An iron rod or bundle of iron wires, P, inserted in the coil, Fig. 4, but carefully insulated from it, will immensely increase the inductive effects and consequently the spark. This arrangement constitutes the simple primary coil used in pull-down or pendant and automatic burners. This spark is often a source of inconvenience; it appears wherever a circuit including similar coils is made and broken. In telegraph apparatus at key and relay contacts it is noticeable; in fact, the writer has used temporarily a pair of electro-magnets from a telegraph sounder and obtained spark enough to operate a gas lighting burner.

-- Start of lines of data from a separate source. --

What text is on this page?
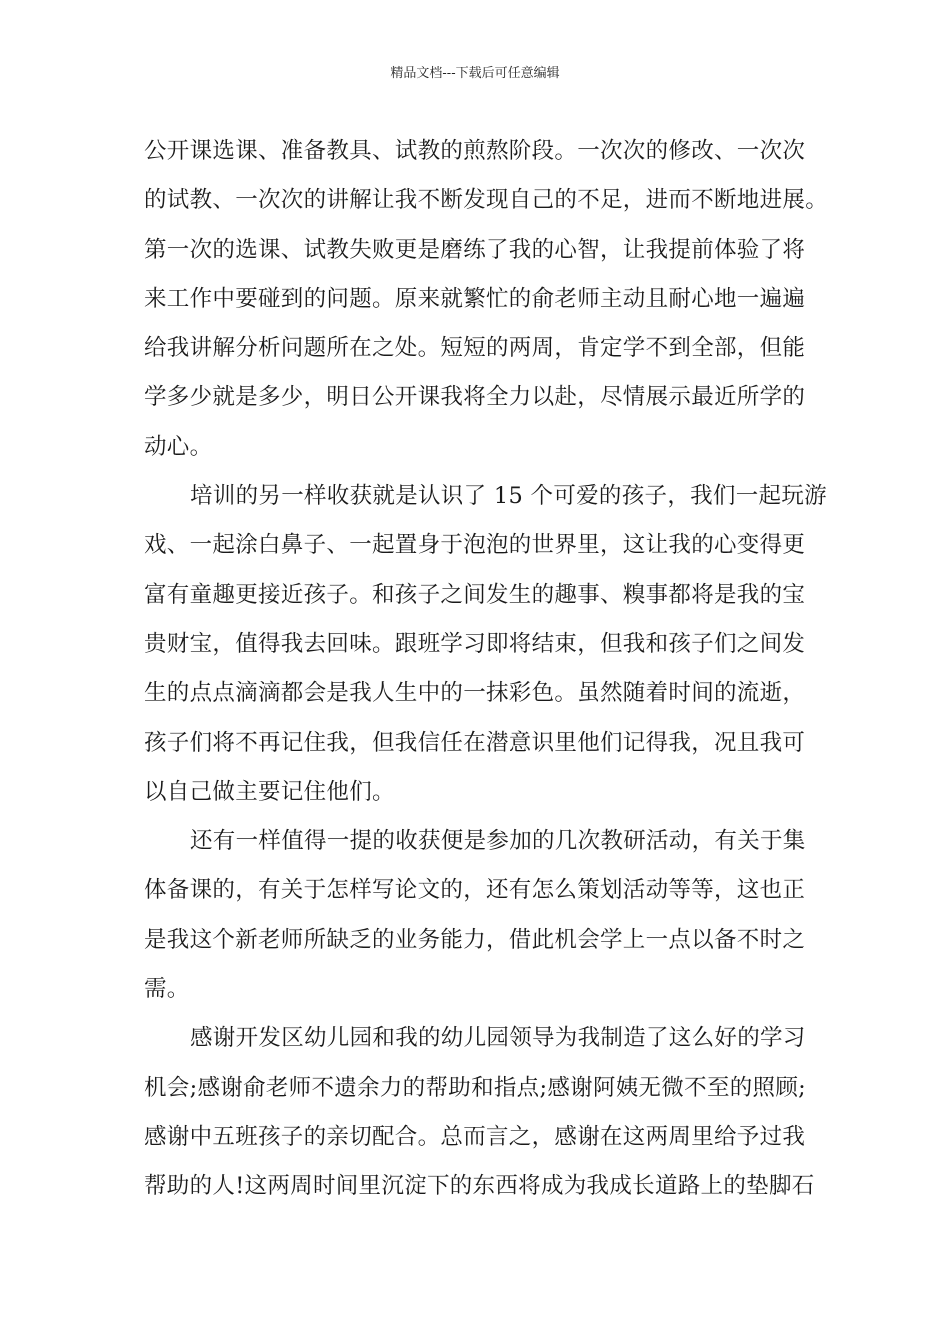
精品文档---下载后可任意编辑
公开课选课、准备教具、试教的煎熬阶段。一次次的修改、一次次
的试教、一次次的讲解让我不断发现自己的不足，进而不断地进展。
第一次的选课、试教失败更是磨练了我的心智，让我提前体验了将
来工作中要碰到的问题。原来就繁忙的俞老师主动且耐心地一遍遍
给我讲解分析问题所在之处。短短的两周，肯定学不到全部，但能
学多少就是多少，明日公开课我将全力以赴，尽情展示最近所学的
动心。
培训的另一样收获就是认识了 15 个可爱的孩子，我们一起玩游
戏、一起涂白鼻子、一起置身于泡泡的世界里，这让我的心变得更
富有童趣更接近孩子。和孩子之间发生的趣事、糗事都将是我的宝
贵财宝，值得我去回味。跟班学习即将结束，但我和孩子们之间发
生的点点滴滴都会是我人生中的一抹彩色。虽然随着时间的流逝，
孩子们将不再记住我，但我信任在潜意识里他们记得我，况且我可
以自己做主要记住他们。
还有一样值得一提的收获便是参加的几次教研活动，有关于集
体备课的，有关于怎样写论文的，还有怎么策划活动等等，这也正
是我这个新老师所缺乏的业务能力，借此机会学上一点以备不时之
需。
感谢开发区幼儿园和我的幼儿园领导为我制造了这么好的学习
机会;感谢俞老师不遗余力的帮助和指点;感谢阿姨无微不至的照顾;
感谢中五班孩子的亲切配合。总而言之，感谢在这两周里给予过我
帮助的人!这两周时间里沉淀下的东西将成为我成长道路上的垫脚石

To produce a long spark which will jump across an air gap, a more complicated form of coil is needed, one which more closely corresponds to the experiment noted in Fig. 3. The simple primary coil has here another coil of finer wire, S, wound on it but carefully insulated from it (Fig. 5). This second coil, or “secondary,” has a vast number of turns of fine wire as compared with the primary, which has only comparatively few turns of coarse wire. A primary coil of 40 feet of No. 14 B. & S. copper wire would be inserted in a secondary coil of perhaps 16,000 feet of No. 36 B. & S. This secondary coil, in fact all the apparatus constituting the induction coil, must be most highly insulated, as the electromotive force of the spark is tremendous, and it would be liable to pierce its way through and into the internal winding and so destroy the apparatus. The circuit in the primary is made and broken either by a hand key or by an automatic contact-breaker at C. With a large coil, the intensity of the spark at G is such that it will jump an air-gap of from one-eighth of an inch to over three feet.[A]
[A] See Norrie, Induction Coils and Coil-Making.
This combination of coils and contact-breaker is generally known as a Ruhmkorff or intensity coil, and is shown in elevation in Fig. 6.